I talked with them when shopping around and the rates were competitive, even before these starter and energy-efficient offers.
Think about shopping online. I bet marketing people have a term for this.
For a flight or hotel room: You get teased by offers like “your desired location starting at 99,-“. Once you add your details, you end up at 299,-. Plus luggage and a convenience fee for booking online.
A toy: MSRP “99,-“. You might find the same thing for 79,- incl. shipping somewhere, or -59,- at a sale or using some discount.
ZKB’s published rates follow approach 2). At least they publish something, and you’d have to consider these rates minus your offered and then negotiated personal discount.
In both cases, you should go through the ordeal to get, compare and negotiate a personal offer.
It does appear like some lenders raised margins on the fixed rates too.
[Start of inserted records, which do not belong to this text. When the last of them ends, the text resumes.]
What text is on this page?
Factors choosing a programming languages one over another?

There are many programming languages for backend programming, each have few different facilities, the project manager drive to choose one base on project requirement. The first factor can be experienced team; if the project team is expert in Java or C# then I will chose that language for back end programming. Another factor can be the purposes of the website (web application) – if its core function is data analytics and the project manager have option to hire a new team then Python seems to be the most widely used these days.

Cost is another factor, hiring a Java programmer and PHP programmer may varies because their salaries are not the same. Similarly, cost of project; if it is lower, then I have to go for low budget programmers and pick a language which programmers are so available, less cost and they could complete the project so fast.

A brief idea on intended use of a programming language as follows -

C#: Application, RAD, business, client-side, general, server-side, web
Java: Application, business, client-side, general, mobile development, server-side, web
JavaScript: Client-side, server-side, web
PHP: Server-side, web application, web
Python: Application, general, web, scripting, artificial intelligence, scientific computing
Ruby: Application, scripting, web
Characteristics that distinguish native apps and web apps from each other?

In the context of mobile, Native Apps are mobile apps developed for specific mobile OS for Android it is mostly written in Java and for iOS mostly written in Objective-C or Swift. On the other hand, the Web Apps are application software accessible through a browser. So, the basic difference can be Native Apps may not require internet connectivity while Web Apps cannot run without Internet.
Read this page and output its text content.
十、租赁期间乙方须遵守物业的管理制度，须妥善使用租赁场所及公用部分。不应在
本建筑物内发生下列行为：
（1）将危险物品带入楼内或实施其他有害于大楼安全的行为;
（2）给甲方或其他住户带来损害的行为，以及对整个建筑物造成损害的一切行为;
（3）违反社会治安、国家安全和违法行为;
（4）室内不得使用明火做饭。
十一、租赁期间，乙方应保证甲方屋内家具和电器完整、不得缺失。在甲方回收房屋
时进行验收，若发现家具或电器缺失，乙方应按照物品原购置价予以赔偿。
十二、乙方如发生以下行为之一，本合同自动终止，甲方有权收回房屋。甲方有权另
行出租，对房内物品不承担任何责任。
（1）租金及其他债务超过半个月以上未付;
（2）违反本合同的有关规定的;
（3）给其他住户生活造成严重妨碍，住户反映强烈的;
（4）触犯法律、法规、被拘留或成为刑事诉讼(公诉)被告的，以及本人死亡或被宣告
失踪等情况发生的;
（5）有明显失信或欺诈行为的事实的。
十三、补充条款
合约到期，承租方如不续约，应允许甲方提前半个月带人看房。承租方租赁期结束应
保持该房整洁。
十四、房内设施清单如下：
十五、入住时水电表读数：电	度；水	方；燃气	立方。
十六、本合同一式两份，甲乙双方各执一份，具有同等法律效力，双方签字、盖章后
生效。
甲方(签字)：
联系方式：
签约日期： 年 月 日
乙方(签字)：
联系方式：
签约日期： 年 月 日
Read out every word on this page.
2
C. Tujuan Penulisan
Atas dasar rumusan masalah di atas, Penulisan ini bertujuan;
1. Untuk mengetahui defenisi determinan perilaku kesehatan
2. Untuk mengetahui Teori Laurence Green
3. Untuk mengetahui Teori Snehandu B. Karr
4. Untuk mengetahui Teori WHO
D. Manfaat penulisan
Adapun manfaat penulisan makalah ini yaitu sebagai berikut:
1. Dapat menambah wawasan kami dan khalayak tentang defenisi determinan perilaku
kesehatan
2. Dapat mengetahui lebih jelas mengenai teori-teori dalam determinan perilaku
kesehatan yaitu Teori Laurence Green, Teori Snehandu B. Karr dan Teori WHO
The swap rates are lower now than in august, yet the fixed rates seem to be the same.
(therefore it seems lenders increased fixed margin of about 0.1 - 0.2% as shown in the graph).
“Basel III is leading to an increase in interest rates for some mortgage lenders”
“In addition, some lenders are currently a little less aggressive because they have already achieved their targets for 2024”
It seems to align well with my experience where SARON margins of 0.5-0.6 have been very hard to find in the past few months, and they are closer to 0.7-0.8 now.
“In addition, some lenders are currently a little less aggressive because they have already achieved their targets for 2024”
I’ve been explicitly told the same by multiple banks. They didn’t actually seem interested in my business.
The rate I got offered for a 10-year is between -0.05% and -0.10% worse than the starting range at Moneypark or Hypotheke. Better, if compared to the starter or environmental bonus.
Not sure whether I could negotiate more, or these rates are reserved for different financials. We already worked part-time when applying for a 80% loan, and the affordability calculation was tight.
That would include to change main bank accounts (which are free by now) and open 3a for indirect amortization at ZKB or Frankly.
Of course, they advertised their asset management and other services, but that wasn’t a requirement.
A big, universal bank offered a similar rate on the 10-year one, but asked for transferring assets to their solution for a better deal on Saron (0.5% margin back then).
This may be a very basic question, but can someone here please explain to me why banks anticipate an increase in interest rates for 10y fixed mortgages in December 2024, although the SNB is expected to lower the “policy rate” mid-December? Shouldn’t the mortgage interest rates for all durations go down in parallel to the SNB’s rate?
Not becessarily, the yield curve is upward sloping normally (and it has normalized for longer durations). Meaning longer terms have higher interest/yield, as you are taking term risk, and market participants demand to be comepsated for said term/duration risk.
The current curve already prices in future policy rate developments. But further out than a few years you‘ll generally have a different dynamic.
@Tony1337, Thanks a lot! However, the logic does not seem entirely clear to me. What sentiment would drive the yield curve for 10y higher than where it is right now? That’s what the banks like UBS or ZKB appear to forecast for December 2024…
Trump policy with is likely to drive long-term inflation higher and as the world is globalised it could impact Switzerland?
Anyway it’s on their interest to say that the 10y will increase. Most of their forecast are wrong and just act on their interest to sell what they want…
The only thermometer I use is 10y gov yield and IRS of various duration(1,3,5 and 10)
There are lots of factors that play a role here.
Future expectations for short term rates do play a role. Future expectations for Inflation as well.
The best guess on what’s happening is the current 10 year swiss government bond yield though, as that is the market consesus. ZKB/UBS are just guessing and won’t know more than the market.
@HoiZame, Interesting! What would you recommend to someone having a bit of time flexibility and considering a 10y fixed: secure it at ~1.25% now, or wait until the SNB’s decision in December?
Sorry I cannot. On https://www.hypotheke.ch/ they advertise 1.31 these days so I guess negotiating to get the 6 bp to reach 1.25 should not be too difficult.
I guess market is pricing in a 25 bp decrease in December and March. A 50 bp decrease in december could lead to further decrease but the only question you should ask yourself is whether a 1.25 fixing makes you happy. Of course it could go lower but you never know what’s going to happen.